E ovviamente, a favore si è pronunciata la soprintendenza apponendo all’opera, come ricordato, il vincolo nel 2010. “Rarissima e felice testimonianza della produzione giovanile del pittore toscano – produzione quasi totalmente perduta, secondo le volontà del pittore – il dipinto è l’unico sopravvissuto degli anni sardi, anche se resta memoria di un altro quadro esposto per decenni negli uffici della Miniera di Monteponi”, si legge nella relazione di Picciau. “Il ritratto di Medea è realizzato su una fine tela con pennellate a tocco diretto, senza strato preparatorio e senza disegno sottostante, la materia cromatica è sottile e magra, tanto da lasciare trapelare la tela sottostante; lo stato di conservazione è buono anche grazie ad una costante manutenzione. Opera gradevole negli accordi cromatici a base di terre, il ritratto di profilo si inserisce nel solco della coeva pittura macchiaiola toscana, rivelando modi borghesi vicini a Silvestro Lega ma memori anche della ritrattistica popolare di Francesco Paolo Michetti e Antonio Mancini”.

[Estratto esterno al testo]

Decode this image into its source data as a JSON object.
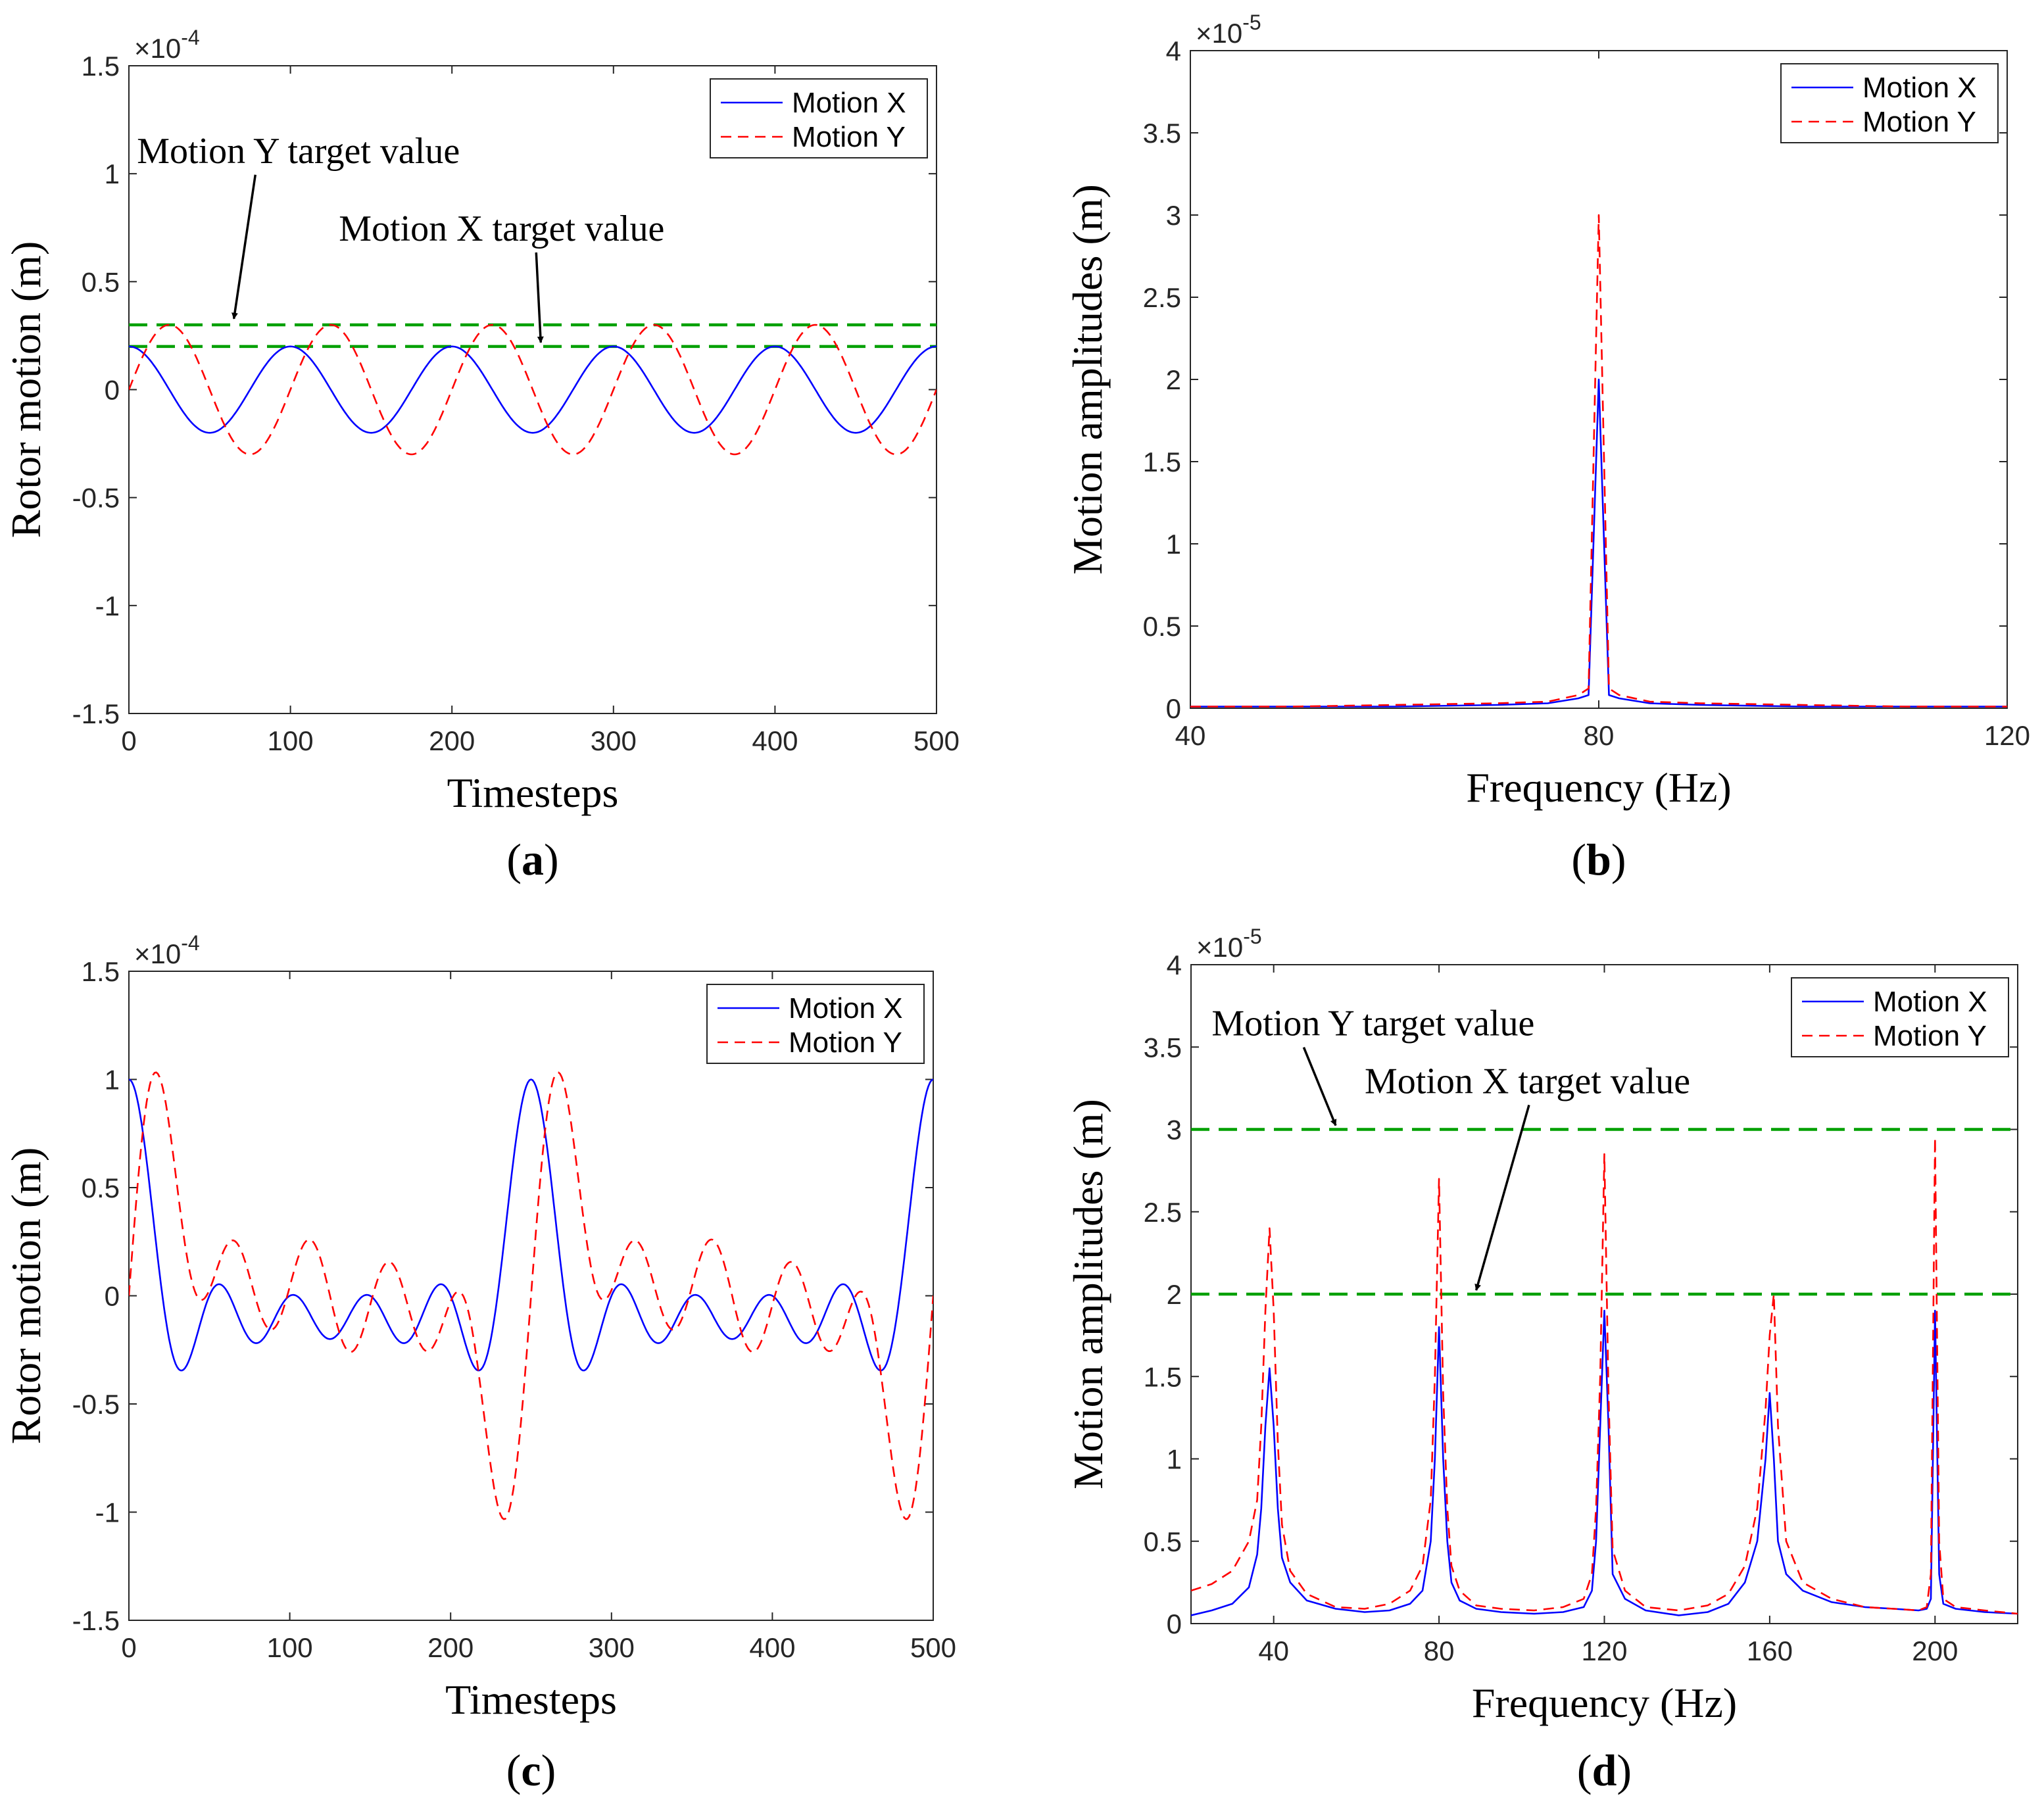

Secondo la soprintendenza, il dipinto riveste un particolare interesse per due ragioni: intanto, “è molto significativo nella vicenda artistica del grande pittore modernista, in quanto costituisce uno dei pochissimi documenti dell’attività giovanile”. In secondo luogo, “l’opera interessa la storia locale in quanto testimonia la presenza culturale attività di importanti famiglie imprenditoriali toscane nella Sardegna post - unitaria, volta allo sviluppo industriale e minerario”.